THE retired businessman who petitioned against Scottish Borders Council’s decision to spend £3.5m on a £6m visitor centre for the Great Tapestry of Scotland at Tweedbank has issued a warning to councillors seeking re-election next May.

“The public have long memories, especially at the ballot box, on matters such as this when the views of the Borders public have been so patently ignored,” said Brian McCrow.

The Innerleithen community councillor said he was “dumbfounded” at the findings of a working group of four elected members set up by SBC’s scrutiny committee to review how the spending decision was made.

As reported last week, the probe concluded that details given to councillors, based on information available at the time, was sufficient to allow them to make their decision.

But it also stressed that councillors should be given better information by their officers when considering future major capital projects.

There is no mention in the report of the 4,400-signature petition which Mr McCrow presented to SBC’s petitions committee in October last year.
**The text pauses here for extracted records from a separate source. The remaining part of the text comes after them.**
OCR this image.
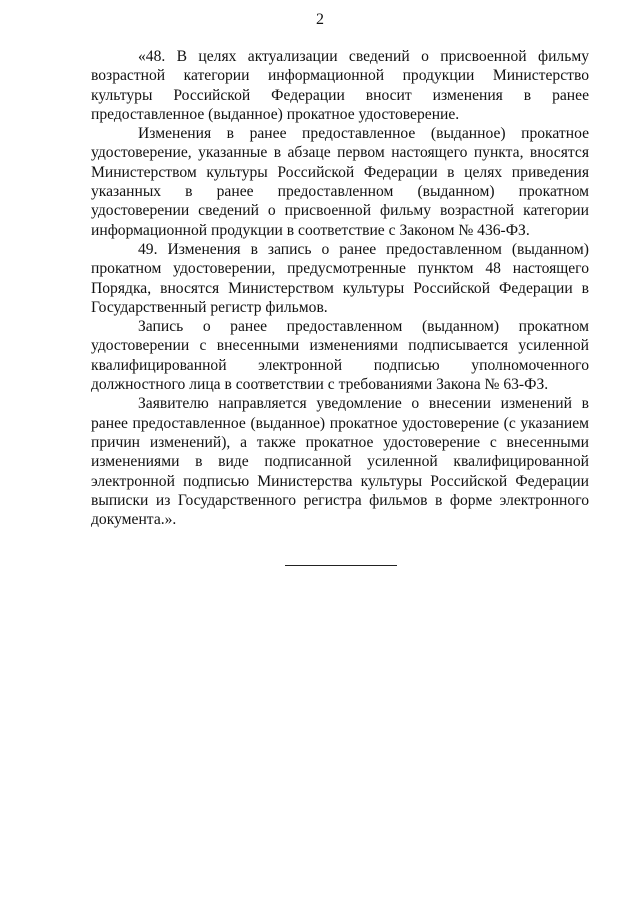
2

«48. В целях актуализации сведений о присвоенной фильму возрастной категории информационной продукции Министерство культуры Российской Федерации вносит изменения в ранее предоставленное (выданное) прокатное удостоверение.

Изменения в ранее предоставленное (выданное) прокатное удостоверение, указанные в абзаце первом настоящего пункта, вносятся Министерством культуры Российской Федерации в целях приведения указанных в ранее предоставленном (выданном) прокатном удостоверении сведений о присвоенной фильму возрастной категории информационной продукции в соответствие с Законом № 436-ФЗ.

49. Изменения в запись о ранее предоставленном (выданном) прокатном удостоверении, предусмотренные пунктом 48 настоящего Порядка, вносятся Министерством культуры Российской Федерации в Государственный регистр фильмов.

Запись о ранее предоставленном (выданном) прокатном удостоверении с внесенными изменениями подписывается усиленной квалифицированной электронной подписью уполномоченного должностного лица в соответствии с требованиями Закона № 63-ФЗ.

Заявителю направляется уведомление о внесении изменений в ранее предоставленное (выданное) прокатное удостоверение (с указанием причин изменений), а также прокатное удостоверение с внесенными изменениями в виде подписанной усиленной квалифицированной электронной подписью Министерства культуры Российской Федерации выписки из Государственного регистра фильмов в форме электронного документа.».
Nor is there any allusion to the presentations given by opponents of the Tweedbank project when a four-member SBC planning committee gave it the planning nod later the same month.

Instead, the working group focused on the full council meetings in May and December 2014 when, respectively, the decisions were made to plump for Tweedbank to the exclusion of any other site, and then allocate £3.5m – repayable at over £200,000 a year for 30 years – towards the construction of the new facility.

Ironically, all this was before the Scottish Government announced in February this year it was subjecting the business case for Tweedbank to a process of “due diligence” before releasing its funding share of £2.5m, and June’s announcement that a site in central Galashiels had now emerged as a likely alternative.

Mr McCrone said it was “ludicrous” for the working group not to have taken account of either his petition or the dissenting views expressed at the planning meeting.

“I am dumbfounded that there is no recommendation from the working group that wider community engagement should be carried out in the future on major projects.

“It is one thing to make a decision and quite another to stick with it in the face of powerful evidence that the public you are paid to represent are clearly not on side as reflected in media stories, letters to the press and views expressed at community council meetings across the Borders,” said Mr McCrone.

Meanwhile, SBC is due to decide at the end of next month whether to progress with the Galashiels or Tweedbank site options or to abandon the project altogether.